E Marques entrou na exposição minuciosa da viagem, até que um abençoado procurador de causas veio interrompê-lo.

Meneses apertou a mão ao amigo, oferecendo-lhe a casa.

- Lá irei, lá irei, mas peço que convenças a tua mulher de que não me há de receber acanhadamente. O que passou, passou; eu é que não valho nada.

- Adeus!

- Adeus!

XI

Não tardou muito que Marques fosse à casa de Meneses, onde Hortênsia lhe preparava uma recepção fria.

Contudo uma cousa era planear, outra era executar.

Depois de ter amado tão ardentemente o rapaz, a moça não podia deixar de sentir um primeiro abalo.

Sentiu, mas dominou-se.

Pela sua parte, o preterido moço, que realmente nada sentia, pôde representar tranquilamente o seu papel.

O que ele queria (por que não dizê-lo?) era reconquistar no coração da moça o terreno perdido.

Mas como?

Apenas chegado de fora do país, vendo a sua noiva casada com outro, Marques não recebe impressão alguma, e longe de fugir àquela mulher que lhe lembrava uma felicidade perdida, entra friamente por aquela casa que não é dele, e fala tranquilamente à noiva que já lhe não pertence.

Tais eram as reflexões de Hortênsia.

Entretanto, Marques persistia no seu plano, e empregava na execução dele uma habilidade que ninguém lhe supunha.

Um dia em que se achou só com Hortênsia, ou antes em que lá foi à casa dela na certeza que Meneses estava fora, Marques dirigiu a conversa para os tempos dos antigos amores.

Hortênsia não o acompanhou nesse terreno; mas ele insistiu, e como ela lhe declarasse que tudo aquilo estava morto, Marques prorrompeu nestas palavras:

- Morto! Para a senhora, é possível; mas não para mim; para mim que nunca a esqueci, e se por uma fatalidade, que eu ainda hoje não posso revelar, fui obrigado a partir para fora, nem por isso a esqueci. Cuidei que houvesse feito o mesmo, e desembarquei com a doce esperança de ser seu esposo. Por que motivo não esperou por mim?

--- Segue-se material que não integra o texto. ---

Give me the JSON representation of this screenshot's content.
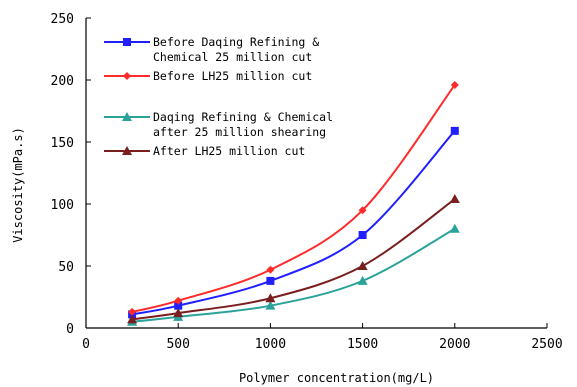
{
  "chart_data": {
    "type": "line",
    "xlabel": "Polymer concentration(mg/L)",
    "ylabel": "Viscosity(mPa.s)",
    "xlim": [
      0,
      2500
    ],
    "ylim": [
      0,
      250
    ],
    "xticks": [
      0,
      500,
      1000,
      1500,
      2000,
      2500
    ],
    "yticks": [
      0,
      50,
      100,
      150,
      200,
      250
    ],
    "grid": false,
    "legend_position": "top-left",
    "series": [
      {
        "name": "Before Daqing Refining & Chemical 25 million cut",
        "legend_lines": [
          "Before Daqing Refining &",
          "Chemical 25 million cut"
        ],
        "color": "#1f1fff",
        "marker": "square",
        "x": [
          250,
          500,
          1000,
          1500,
          2000
        ],
        "y": [
          11,
          18,
          38,
          75,
          159
        ]
      },
      {
        "name": "Before LH25 million cut",
        "legend_lines": [
          "Before LH25 million cut"
        ],
        "color": "#ff2a2a",
        "marker": "diamond",
        "x": [
          250,
          500,
          1000,
          1500,
          2000
        ],
        "y": [
          13,
          22,
          47,
          95,
          196
        ]
      },
      {
        "name": "Daqing Refining & Chemical after 25 million shearing",
        "legend_lines": [
          "Daqing Refining & Chemical",
          "after 25 million shearing"
        ],
        "color": "#2aa39a",
        "marker": "triangle",
        "x": [
          250,
          500,
          1000,
          1500,
          2000
        ],
        "y": [
          5,
          9,
          18,
          38,
          80
        ]
      },
      {
        "name": "After LH25 million cut",
        "legend_lines": [
          "After LH25 million cut"
        ],
        "color": "#7a1f1f",
        "marker": "triangle",
        "x": [
          250,
          500,
          1000,
          1500,
          2000
        ],
        "y": [
          7,
          12,
          24,
          50,
          104
        ]
      }
    ]
  }
}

Hortênsia não respondeu; não fez o menor gesto, não disse uma palavra.

Levantou-se daí a alguns segundos, e encaminhou-se altivamente para a porta do interior.

Marques ficou na sala até que apareceu um moleque dizendo-lhe que tinha ordem de fazê-lo retirar.

A humilhação era grande. Nunca houve mais triste Sadowa nas guerras de el-rei Cupido.

- Fui um asno! - disse Marques no outro dia quando a cena lhe voltou à lembrança -. Eu devia esperar dous anos.

Quanto a Hortênsia, logo depois da saída de Marques entrou no quarto, e verteu duas lágrimas, duas apenas, as últimas que lhe restavam para chorar aquele amor tão grande e tão mal posto.

As primeiras lágrimas foram-lhe arrancadas pela dor; estas duas exprimiam a vergonha.

Hortênsia já se envergonhava de ter amado aquele homem.

De todas as derrotas do amor, esta é decerto a pior. O ódio é cruel, mas a vergonha é aviltante.

Quando Meneses voltou para casa achou Hortênsia alegre e ansiosa por vê-lo; sem nada contar-lhe, Hortênsia disse-lhe que tinha necessidade de apertá-lo ao seio, e que mais uma vez agradecia a Deus a circunstância que os levou ao casamento.

Estas palavras, e a ausência de Marques durante oito dias, fez compreender ao feliz marido que alguma cousa houvera.

Mas nada perguntou.

Naquele casal aliava-se tudo o que é nobre: o amor e a confiança. É este o segredo dos casamentos felizes.